マスコミの報道を見ていると、反転攻勢に出たウクライナ軍はロシア軍の抵抗に会い、当初の予定より前進が遅れている。
そんな中滅多に意見を公表しない英国秘密情報局のリチャード・ムーア長官が「プーチン大統領を取り巻くサークルに深い亀裂が生じ、ロシア軍がウクライナで勢いを取り戻す可能性ははとんどない」と述べた。
彼は「ウクライナはこの1カ月でロシアが過去1年間に占領した領土より多くの領土を取り戻した」「ウクライナは損失を抑えるためゆっくりしたペースで反撃を進めている」と述べた。
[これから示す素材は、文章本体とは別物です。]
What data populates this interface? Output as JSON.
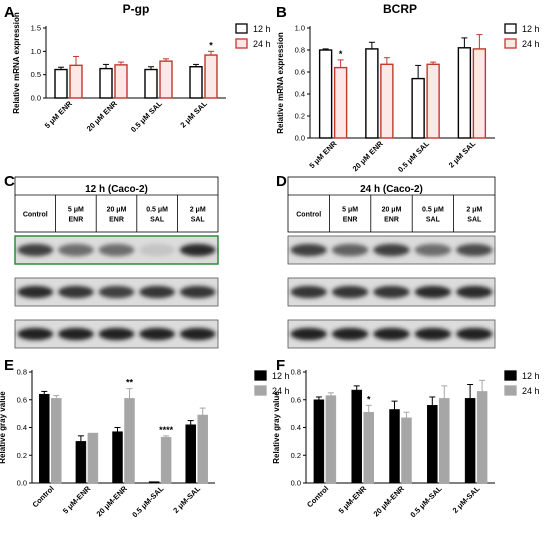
{
  "panels": {
    "A": "A",
    "B": "B",
    "C": "C",
    "D": "D",
    "E": "E",
    "F": "F"
  },
  "chart_data": [
    {
      "id": "A",
      "type": "bar",
      "title": "P-gp",
      "ylabel": "Relative mRNA expression",
      "ylim": [
        0,
        1.5
      ],
      "yticks": [
        "0.0",
        "0.5",
        "1.0",
        "1.5"
      ],
      "categories": [
        "5 μM ENR",
        "20 μM ENR",
        "0.5 μM SAL",
        "2 μM SAL"
      ],
      "series": [
        {
          "name": "12 h",
          "color": "#000000",
          "fill": "#ffffff",
          "values": [
            0.61,
            0.63,
            0.61,
            0.67
          ],
          "errors": [
            0.05,
            0.09,
            0.06,
            0.05
          ]
        },
        {
          "name": "24 h",
          "color": "#c0392b",
          "fill": "#fde8e8",
          "values": [
            0.7,
            0.71,
            0.79,
            0.92
          ],
          "errors": [
            0.19,
            0.06,
            0.05,
            0.08
          ]
        }
      ],
      "annotations": [
        {
          "category": 3,
          "series": 1,
          "text": "*"
        }
      ],
      "legend": "top-right"
    },
    {
      "id": "B",
      "type": "bar",
      "title": "BCRP",
      "ylabel": "Relative mRNA expression",
      "ylim": [
        0,
        1.0
      ],
      "yticks": [
        "0.0",
        "0.2",
        "0.4",
        "0.6",
        "0.8",
        "1.0"
      ],
      "categories": [
        "5 μM ENR",
        "20 μM ENR",
        "0.5 μM SAL",
        "2 μM SAL"
      ],
      "series": [
        {
          "name": "12 h",
          "color": "#000000",
          "fill": "#ffffff",
          "values": [
            0.8,
            0.81,
            0.54,
            0.82
          ],
          "errors": [
            0.01,
            0.06,
            0.12,
            0.09
          ]
        },
        {
          "name": "24 h",
          "color": "#c0392b",
          "fill": "#fde8e8",
          "values": [
            0.64,
            0.67,
            0.67,
            0.81
          ],
          "errors": [
            0.07,
            0.06,
            0.02,
            0.13
          ]
        }
      ],
      "annotations": [
        {
          "category": 0,
          "series": 1,
          "text": "*"
        }
      ],
      "legend": "top-right"
    },
    {
      "id": "E",
      "type": "bar",
      "ylabel": "Relative gray value",
      "ylim": [
        0,
        0.8
      ],
      "yticks": [
        "0.0",
        "0.2",
        "0.4",
        "0.6",
        "0.8"
      ],
      "categories": [
        "Control",
        "5 μM-ENR",
        "20 μM-ENR",
        "0.5 μM-SAL",
        "2 μM-SAL"
      ],
      "series": [
        {
          "name": "12 h",
          "color": "#000000",
          "fill": "#000000",
          "values": [
            0.64,
            0.3,
            0.37,
            0.01,
            0.42
          ],
          "errors": [
            0.02,
            0.04,
            0.03,
            0.0,
            0.03
          ]
        },
        {
          "name": "24 h",
          "color": "#a6a6a6",
          "fill": "#a6a6a6",
          "values": [
            0.61,
            0.36,
            0.61,
            0.33,
            0.49
          ],
          "errors": [
            0.02,
            0.0,
            0.07,
            0.01,
            0.05
          ]
        }
      ],
      "annotations": [
        {
          "category": 2,
          "series": 1,
          "text": "**"
        },
        {
          "category": 3,
          "series": 1,
          "text": "****"
        }
      ],
      "legend": "top-right"
    },
    {
      "id": "F",
      "type": "bar",
      "ylabel": "Relative gray value",
      "ylim": [
        0,
        0.8
      ],
      "yticks": [
        "0.0",
        "0.2",
        "0.4",
        "0.6",
        "0.8"
      ],
      "categories": [
        "Control",
        "5 μM-ENR",
        "20 μM-ENR",
        "0.5 μM-SAL",
        "2 μM-SAL"
      ],
      "series": [
        {
          "name": "12 h",
          "color": "#000000",
          "fill": "#000000",
          "values": [
            0.6,
            0.67,
            0.53,
            0.56,
            0.61
          ],
          "errors": [
            0.02,
            0.03,
            0.06,
            0.06,
            0.1
          ]
        },
        {
          "name": "24 h",
          "color": "#a6a6a6",
          "fill": "#a6a6a6",
          "values": [
            0.63,
            0.51,
            0.47,
            0.61,
            0.66
          ],
          "errors": [
            0.02,
            0.05,
            0.04,
            0.09,
            0.08
          ]
        }
      ],
      "annotations": [
        {
          "category": 1,
          "series": 1,
          "text": "*"
        }
      ],
      "legend": "top-right"
    }
  ],
  "blots": [
    {
      "id": "C",
      "title": "12 h (Caco-2)",
      "lanes": [
        [
          "Control"
        ],
        [
          "5 μM",
          "ENR"
        ],
        [
          "20 μM",
          "ENR"
        ],
        [
          "0.5 μM",
          "SAL"
        ],
        [
          "2 μM",
          "SAL"
        ]
      ],
      "bands": [
        [
          0.75,
          0.55,
          0.55,
          0.15,
          0.85
        ],
        [
          0.85,
          0.8,
          0.75,
          0.8,
          0.8
        ],
        [
          0.9,
          0.9,
          0.9,
          0.9,
          0.9
        ]
      ]
    },
    {
      "id": "D",
      "title": "24 h (Caco-2)",
      "lanes": [
        [
          "Control"
        ],
        [
          "5 μM",
          "ENR"
        ],
        [
          "20 μM",
          "ENR"
        ],
        [
          "0.5 μM",
          "SAL"
        ],
        [
          "2 μM",
          "SAL"
        ]
      ],
      "bands": [
        [
          0.75,
          0.6,
          0.75,
          0.55,
          0.7
        ],
        [
          0.8,
          0.8,
          0.8,
          0.85,
          0.85
        ],
        [
          0.9,
          0.9,
          0.9,
          0.9,
          0.9
        ]
      ]
    }
  ]
}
そしてムーア長官はロシア国民に向けて「歴史の間違った側に陥ることを避けるために、クレムリンに対しスパイをするように」呼びかけた。
M16の名前で知られる英国秘密情報局が公開スピーチを行い記者からの質問を受け容れるのは新しい展開だ。そもそも1992年まで英国政府はM16の存在を公式には認めていなかった。
だが今M16はその姿を公に新しいスタッフを採用しようと考えている。
その背景には、人工知能の活用などを含めて、これからの戦争がますます情報主導型になることがあるだろう。
そう考えると「ロシア軍が優勢を取り戻すことはない」というムーア長官の言葉自体西側同盟諸国に対する援護射撃であるとともに、プーチンを取り巻くサークルの切り崩しを狙った諜報活動だという面がある。
もっともこのような予想は自己実現的でもあるので、結果としてロシア軍が勢いを取り戻すことはないという判断は妥当かもしれない。